The bitter lesson is about not trying to encode impossible-to-formalize conceptual knowledge, not avoiding data efficiency and the need to scale the model up to ever higher parameter counts.
If we followed this logic, we'd be training LLMs on character-level UTF-32 and just letting it figure everything out by itself, while needing two orders of magnitude bigger contexts and parameter counts.
Converting from RGB to YUV is absolutely subject to the bitter lesson because it is trying to generalize from a representation that we have seen works for some classical methods and hard code that knowledge in to the AI which could easily learn (and will anyways) a more useful representation for itself.
> LLMs on character-level UTF-32 and just letting it figure everything out by itself, while needing two orders of magnitude bigger contexts and parameter counts.
This was tried extensively and honestly it is probably still too early to proclaim the demise of this approach. It's also completely different - you're conflating a representation that literally changes the number of forward passes you have to do (ie. the amount of computation - what the bitter lesson is about) vs. one that (at most) would just require stacking on a few layers or so.
A better example for your point (imo) would be audio recognition, where we pre-transform from wave amplitudes into log mel spectrogram for ingestion by the model. I think this will ultimately fall to the bitter lesson as well though.
Also a key difference is that you are proposing going from methods that already work to try to inject more classical knowledge into them. It is oftentimes the case that you'll have an intermediary fusion between deep + classical, but not if you already have working fully deep methods.
Heck why even go that far? Given how much texts we have in scanned books, just feed it scans of the books and let it dedicate a bunch of layers to learning OCR.
Or given the number of unscanned books, even just give it the controls for a book scanner, the books and probably some robot arms. Then let it figure out the scanning first in some layers.

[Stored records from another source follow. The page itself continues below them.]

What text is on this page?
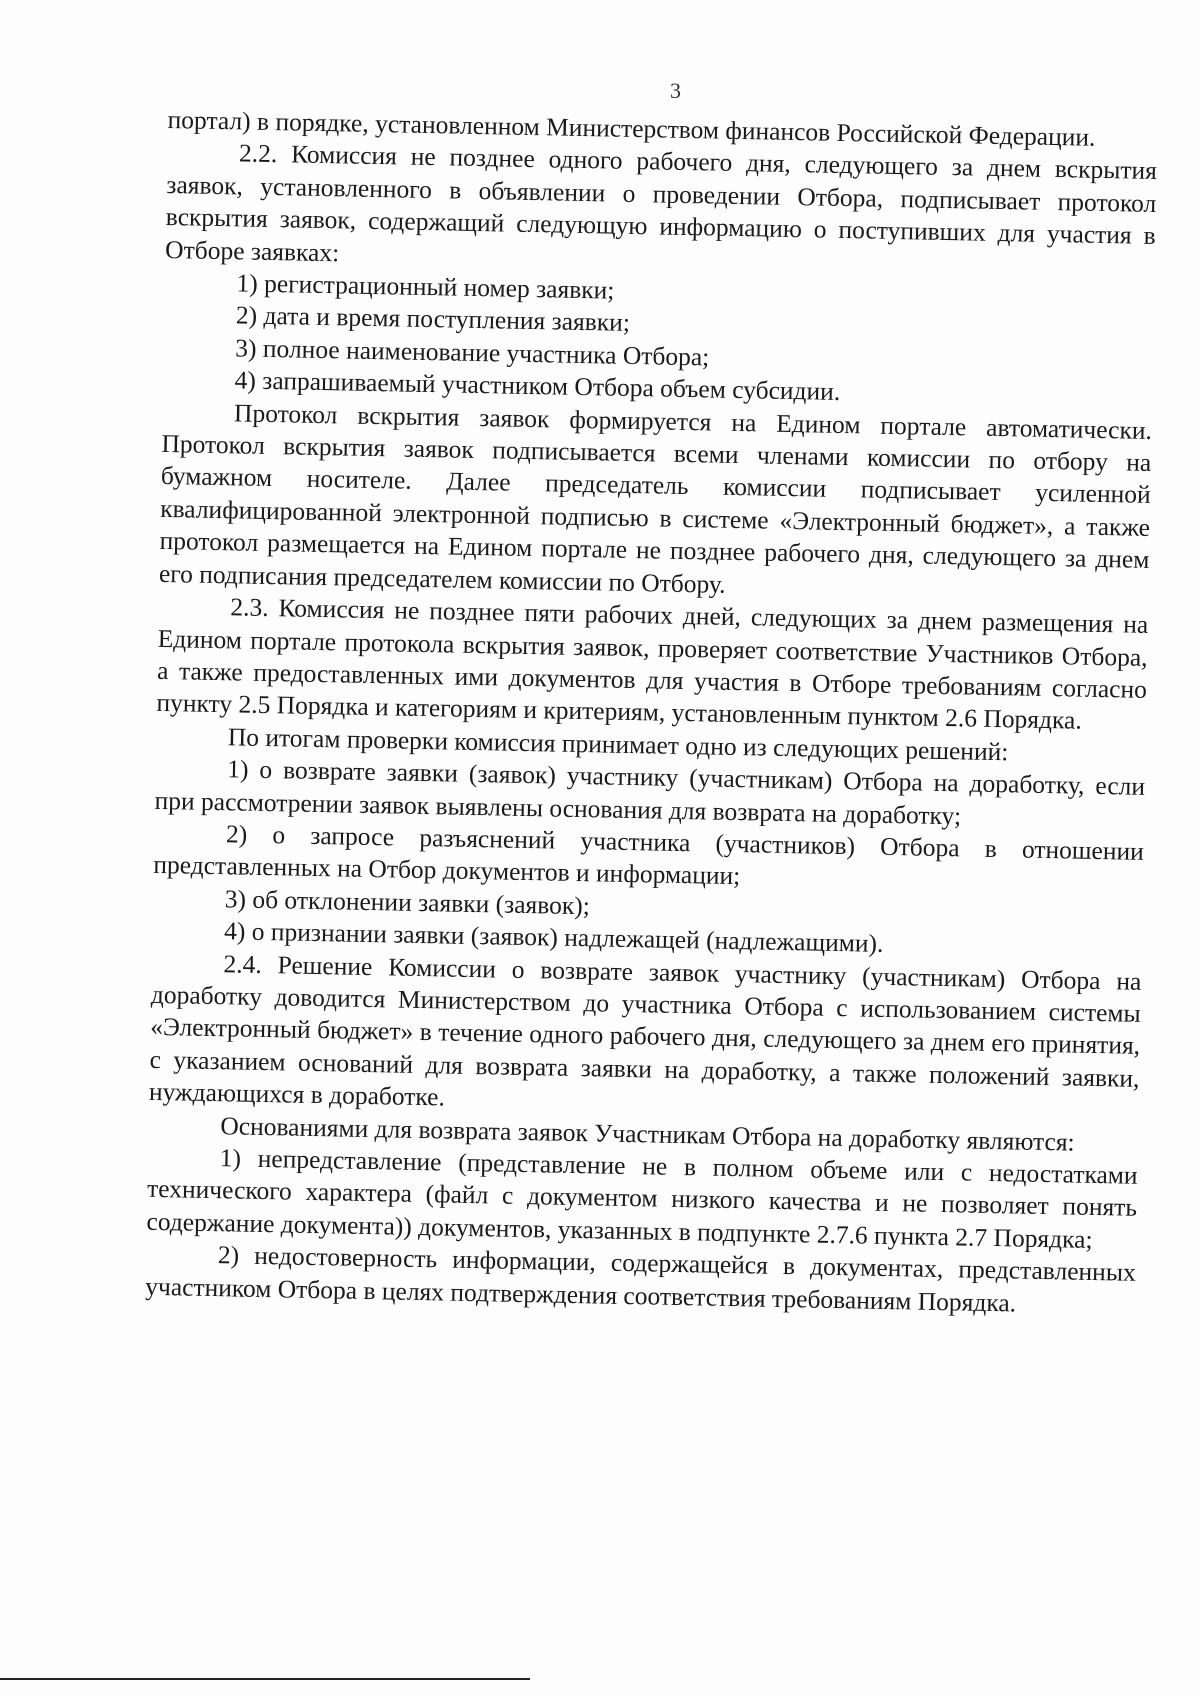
3

портал) в порядке, установленном Министерством финансов Российской Федерации.

2.2. Комиссия не позднее одного рабочего дня, следующего за днем вскрытия заявок, установленного в объявлении о проведении Отбора, подписывает протокол вскрытия заявок, содержащий следующую информацию о поступивших для участия в Отборе заявках:

1) регистрационный номер заявки;

2) дата и время поступления заявки;

3) полное наименование участника Отбора;

4) запрашиваемый участником Отбора объем субсидии.

Протокол вскрытия заявок формируется на Едином портале автоматически. Протокол вскрытия заявок подписывается всеми членами комиссии по отбору на бумажном носителе. Далее председатель комиссии подписывает усиленной квалифицированной электронной подписью в системе «Электронный бюджет», а также протокол размещается на Едином портале не позднее рабочего дня, следующего за днем его подписания председателем комиссии по Отбору.

2.3. Комиссия не позднее пяти рабочих дней, следующих за днем размещения на Едином портале протокола вскрытия заявок, проверяет соответствие Участников Отбора, а также предоставленных ими документов для участия в Отборе требованиям согласно пункту 2.5 Порядка и категориям и критериям, установленным пунктом 2.6 Порядка.

По итогам проверки комиссия принимает одно из следующих решений:

1) о возврате заявки (заявок) участнику (участникам) Отбора на доработку, если при рассмотрении заявок выявлены основания для возврата на доработку;

2) о запросе разъяснений участника (участников) Отбора в отношении представленных на Отбор документов и информации;

3) об отклонении заявки (заявок);

4) о признании заявки (заявок) надлежащей (надлежащими).

2.4. Решение Комиссии о возврате заявок участнику (участникам) Отбора на доработку доводится Министерством до участника Отбора с использованием системы «Электронный бюджет» в течение одного рабочего дня, следующего за днем его принятия, с указанием оснований для возврата заявки на доработку, а также положений заявки, нуждающихся в доработке.

Основаниями для возврата заявок Участникам Отбора на доработку являются:

1) непредставление (представление не в полном объеме или с недостатками технического характера (файл с документом низкого качества и не позволяет понять содержание документа)) документов, указанных в подпункте 2.7.6 пункта 2.7 Порядка;

2) недостоверность информации, содержащейся в документах, представленных участником Отбора в целях подтверждения соответствия требованиям Порядка.
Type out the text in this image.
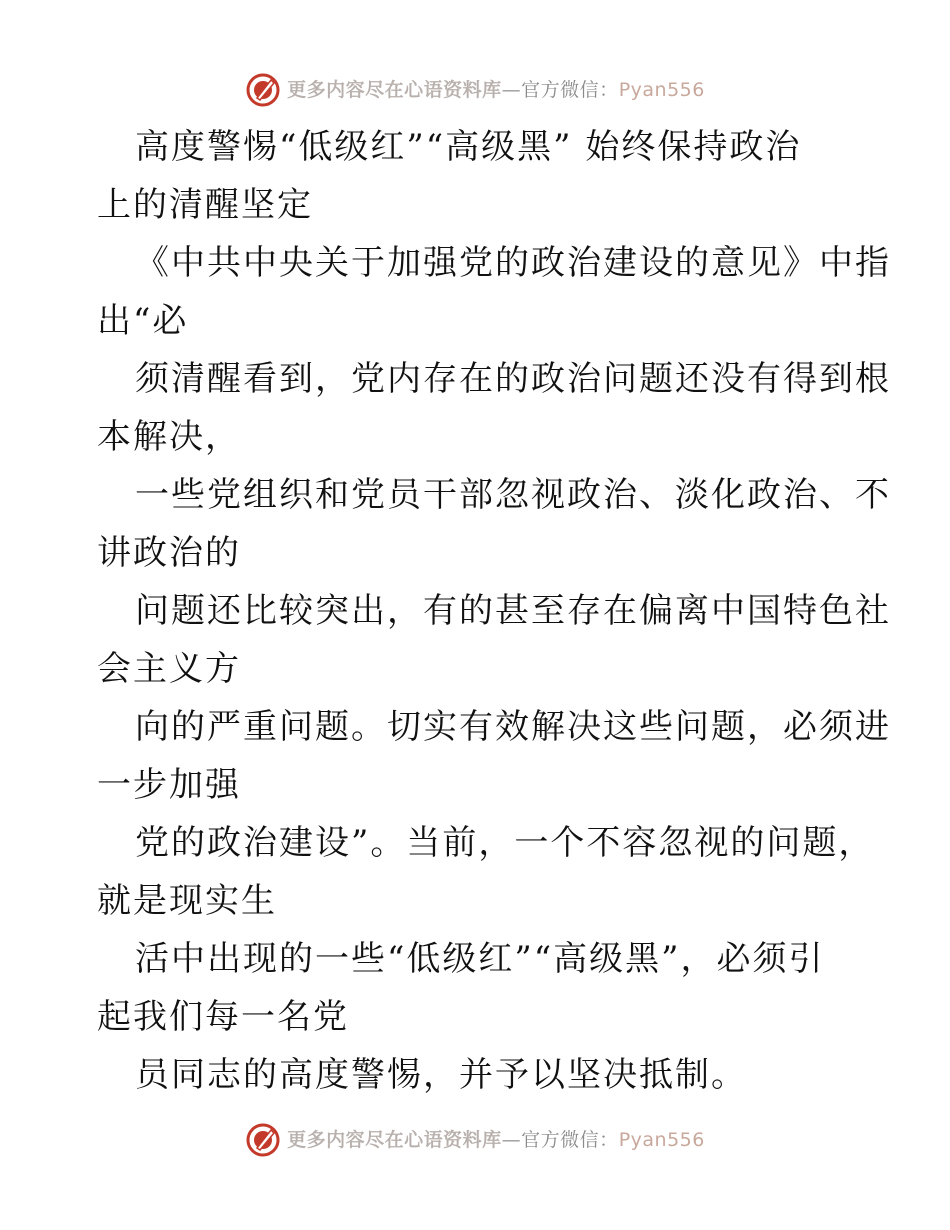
更多内容尽在心语资料库—官方微信：Pyan556

高度警惕“低级红”“高级黑” 始终保持政治
上的清醒坚定

《中共中央关于加强党的政治建设的意见》中指
出“必

须清醒看到，党内存在的政治问题还没有得到根
本解决，

一些党组织和党员干部忽视政治、淡化政治、不
讲政治的

问题还比较突出，有的甚至存在偏离中国特色社
会主义方

向的严重问题。切实有效解决这些问题，必须进
一步加强

党的政治建设”。当前，一个不容忽视的问题，
就是现实生

活中出现的一些“低级红”“高级黑”，必须引
起我们每一名党

员同志的高度警惕，并予以坚决抵制。

更多内容尽在心语资料库—官方微信：Pyan556
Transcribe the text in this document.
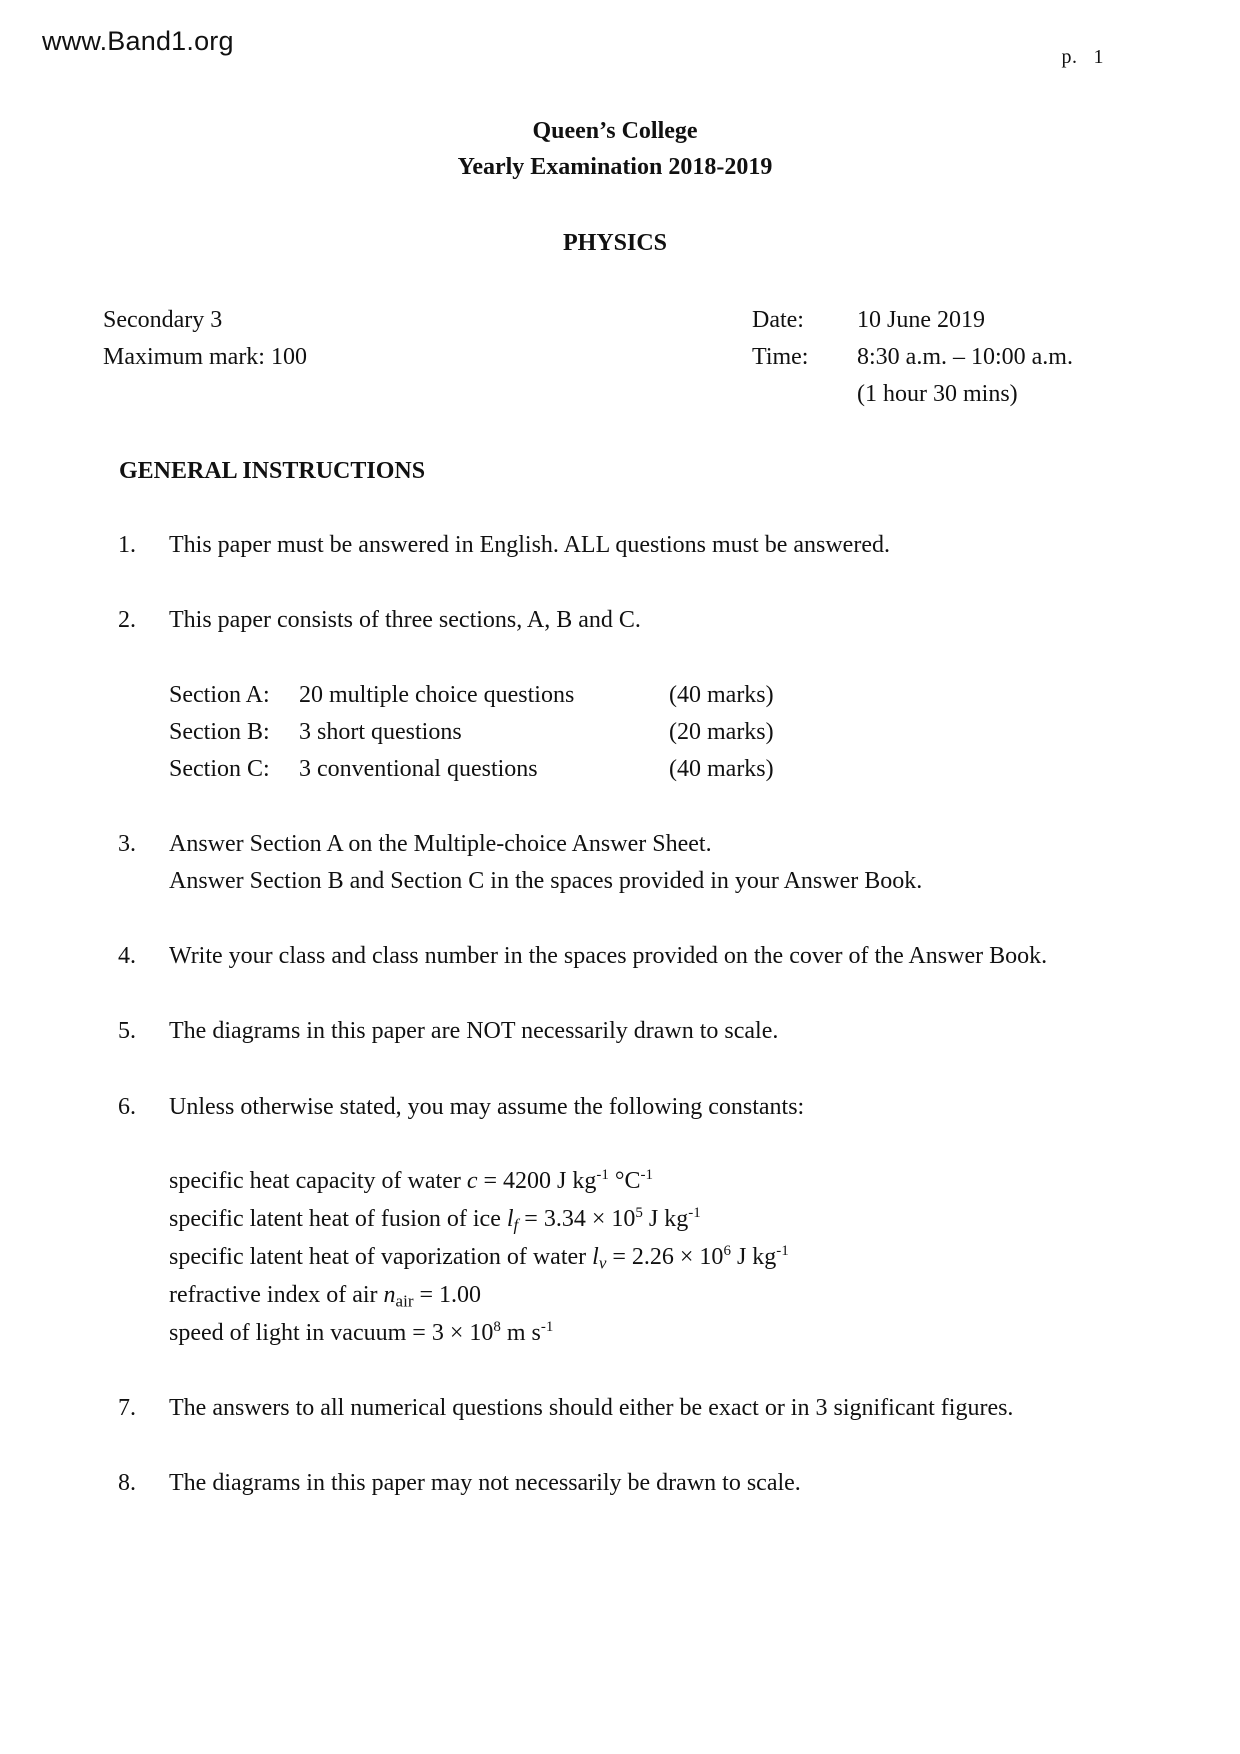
www.Band1.org
p. 1
Queen’s College
Yearly Examination 2018-2019
PHYSICS
Secondary 3
Maximum mark: 100
Date: 10 June 2019
Time: 8:30 a.m. – 10:00 a.m.
(1 hour 30 mins)
GENERAL INSTRUCTIONS
1. This paper must be answered in English. ALL questions must be answered.
2. This paper consists of three sections, A, B and C.
Section A: 20 multiple choice questions	(40 marks)
Section B: 3 short questions	(20 marks)
Section C: 3 conventional questions	(40 marks)
3. Answer Section A on the Multiple-choice Answer Sheet.
Answer Section B and Section C in the spaces provided in your Answer Book.
4. Write your class and class number in the spaces provided on the cover of the Answer Book.
5. The diagrams in this paper are NOT necessarily drawn to scale.
6. Unless otherwise stated, you may assume the following constants:
specific heat capacity of water c = 4200 J $kg^{-1}$ $^\circ C^{-1}$
specific latent heat of fusion of ice $l_f = 3.34 \times 10^5$ J $kg^{-1}$
specific latent heat of vaporization of water $l_v = 2.26 \times 10^6$ J $kg^{-1}$
refractive index of air $n_{air} = 1.00$
speed of light in vacuum = $3 \times 10^8$ m $s^{-1}$
7. The answers to all numerical questions should either be exact or in 3 significant figures.
8. The diagrams in this paper may not necessarily be drawn to scale.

Shouldn't be that hard.
Right... but I don't see how that means that it doesn't fall to the bitter lesson.
The bitter lesson is not saying that the model will always relearn the same representation as the one that has been useful to humans in the past, merely that the model will learn a better representation for the task at hand than the one hand-coded by humans.
If the model could easily learn the representation useful to humans, then it will fall to the bitter lesson because at minimum the model could easily follow our path (it's just an affine transformation to learn) and more probably will learn very different (& better) representations for itself.
LLMs can't reason about spelling, e.g. asking for a sentence which contains no letter "a"; and can also struggle with rhyming, etc. The most obvious explanation is that they never 'see' the underlying letters/spelling, only tokens.
Been hearing that for half my adult life. People were 100% sure multicore in 2005 meant manufacturers were officially signalling it and it was time to invest in auto-parallelizable code.
I don't think it's wrong, but looking at it through a child's eyes, we do keep finding ways to do things we couldn't a couple years ago: an open mind on hardware and more focus on software is continuing deep innovation cycles
Leaving aside that we're still far from hitting the limits to growth outlined in that book, and that we can exceed those limits to growth by expanding outside of Earth, what does a book about physical limitations on agriculture and industry have to do with limitations on computing efficiency? There is of course some fundamental limit to computing efficiency, but for all we know we could be many orders of magnitude away from hitting it.
We've clearly fallen behind the exponential curve on clock speed. But the great thing is we can parallelize transformers, so it's not as big of a deal.